Main efforts on RDF archiving fall in one of the following four storage strategies: independent copies (IC) and change-based (CB) and timestamp-based (TB) and hybrid-based (HB) approaches.
Independent copies (IC) (Klein et al. 2002; Noy and Musen 2004) is the most naive approach where each version (aka snapshot) is managed as a different, complete graph. On the one hand, IC faces scalability problems as static information is duplicated across the versions. In addition, some operations such as knowing the difference between versions require non-negligible processing efforts. On the other hand, version materialization (retrieve certain version) is as efficient as querying a single snapshot.
Change-based approach (CB) (Volkel et al. 2005; Dong-Hyuk et al. 2012; Zeginis et al. 2011) partially addresses the space issues of IC by storing the differences (deltas) between versions. In contrast, CB requires additional computational costs for retrieving a particular version given that deltas need to be propagated.
Timestamp-based approach (TB) (Cerdeira-Pena et al. 2016; Gutierrez et al. 2007; Zimmermann et al. 2012) annotates each triple with its temporal validity, i.e., the version. Compression techniques can be used to minimize the space overheads, e.g., using self-indexes, such as in v-RDFCSA (Cerdeira-Pena et al. 2016), or delta compression in B+Trees (Zaniolo 2016).
Hybrid-based approaches (HB) (Stefanidis et al. 2014; Neumann and Weikum 2010; Zaniolo 2016) combine previous policies to inspect other space/performance trade-offs. In particular, the hybrid IC/CB approach (Dong-Hyuk et al. 2012; Meinhardt et al. 2015; Stefanidis et al. 2014) follows a CB solution where full version materialization is additionally provided in some intermediate steps; hence, delta propagation is mitigated. In contrast, other practical approaches (Graube et al. 2014; Neumann and Weikum 2010; Vander Sander et al. 2013; Zaniolo 2016) follow a TB/CB approach in which triples can be time-annotated only when they are added or deleted. Although this reduces the space needs (as it manages less annotations), version materialization requires to rebuild the delta similarly to CB.
Future Directions for Research
As a result of standardization efforts by the Semantic Web community, there are many diverse standard “plain” RDF serializations available. Despite potential future trends that may result in adaptations for RDF (such as JSON-LD, adapted from JSON), most research efforts focus on efficient representation of annotated triples, in particular to model provenance information (Giménez-García et al. 2017; Hartig 2017).
RDF binary formats and compression have also emerged as active research and development fields over the past years. The main reason is that (i) current plain RDF formats are dominated by a human-centric view and suffer from scalability problems at large scale and (ii) general compressed solutions still miss some types of redundancy underlying to RDF data.
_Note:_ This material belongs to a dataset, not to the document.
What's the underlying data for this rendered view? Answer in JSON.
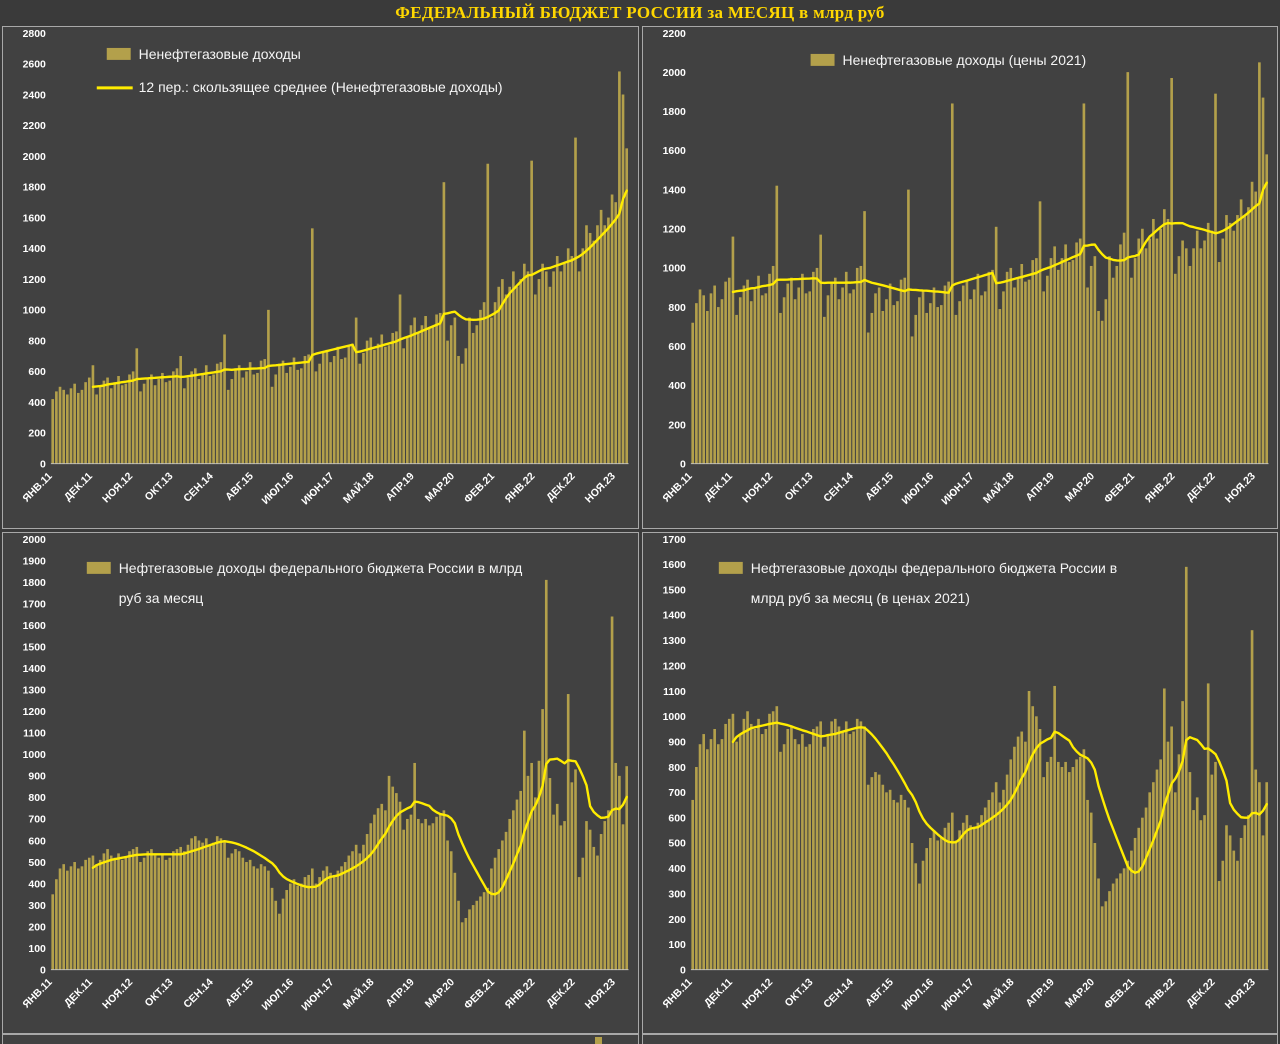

In this regard, there is still room for hybrid compressors leveraging syntactic and semantic redundancies. Then, RDF self-indexing (i.e., compressed and indexed RDF data) is still a main direction for research, in particular in the unexplored field of RDF streaming.
Finally, the community is just starting to face serious scalability issues for RDF archival. In the absence of a scalable archival approach at Web scale, RDF data change and vanish without further notice nor trace of previous versions. Future directions in this regard include further research on scalable archival methods (potentially distributed) as well as efficient mechanisms to resolve structured cross-time queries.